On 1/29/21 1:18 PM, Jakub Kicinski wrote:
> On Fri, 29 Jan 2021 12:44:44 -0800 Shoaib Rao wrote:
>> On 1/29/21 12:18 PM, Jakub Kicinski wrote:
>>> On Fri, 29 Jan 2021 12:10:21 -0800 Shoaib Rao wrote:
>>>> The code does not care about the size of data -- All it does is that if
>>>> MSG_OOB is set it will deliver the signal to the peer process
>>>> irrespective of the length of the data (which can be zero length). Let's
>>>> look at the code of unix_stream_sendmsg() It does the following (sent is
>>>> initialized to zero)
>>> Okay. Let me try again. AFAICS your code makes it so that data sent
>>> with MSG_OOB is treated like any other data.
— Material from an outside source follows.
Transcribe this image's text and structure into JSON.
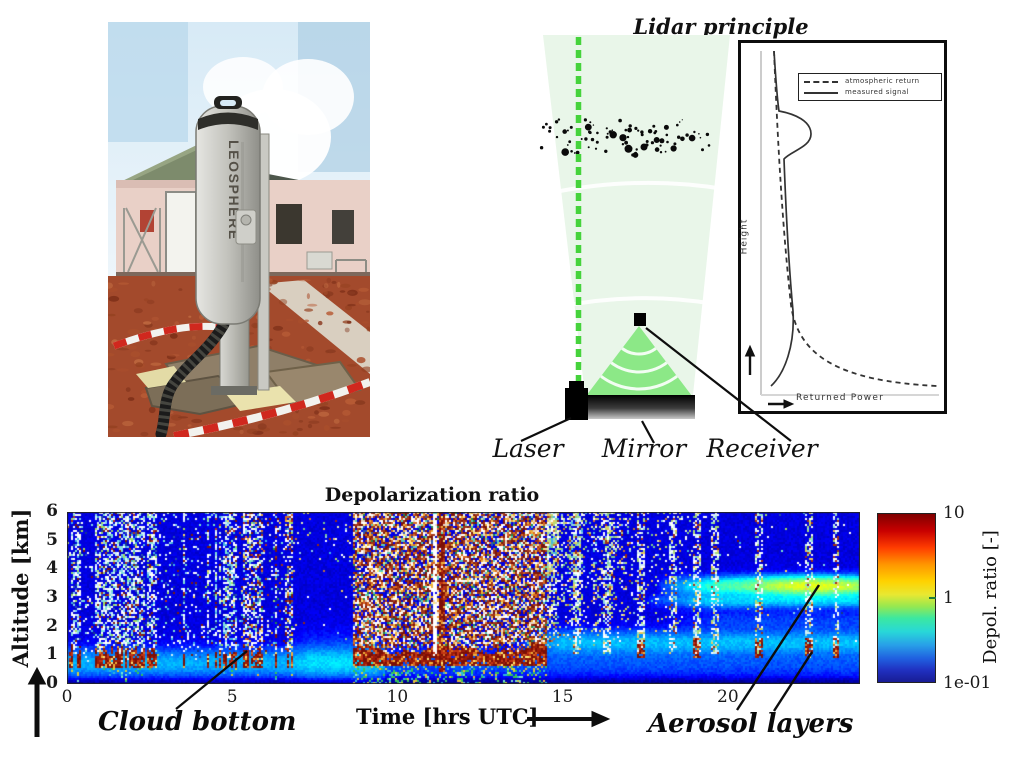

It just sends a signal.
>> Correct.
>>> So you're hijacking the MSG_OOB to send a signal, because OOB also
>>> sends a signal.
>> Correct.
>>>    But there is nothing OOB about the data itself.
>> Correct.
>>>    So
>>> I'm asking you to make sure that there is no data in the message.
>> Yes I can do that.
>>> That way when someone wants _actual_ OOB data on UNIX sockets they
>>> can implement it without breaking backwards compatibility of the
>>> kernel uAPI.
>> I see what you are trying to achieve. However it may not work.
>>
>> Let's assume that __actual__ OOB data has been implemented. An
>> application sends a zero length message with MSG_OOB, after that it
>> sends some data (not suppose to be OOB data). How is the receiver going
>> to differentiate if the data an OOB or not.
> THB I've never written any application which would use OOB, so in
> practice IDK. But from kernel code and looking at man pages when
> OOBINLINE is not set for OOB data to be received MSG_OOB has to be
> set in the recv syscall.

Thinking a little more about your suggestion, I think it can work but 
the application will have to do some more work to differentiate. I would 
prefer it would not have to. Anyways, I will re-submit the patch with 
the zero length check.

Thanks a lot for your comments,

Shoaib

>
>> We could use a different flag (MSG_SIGURG) or implement the _actual_ OOB
>> data semantics (If anyone is interested in it). MSG_SIGURG could be a
>> generic flag that just sends SIGURG irrespective of the length of the data.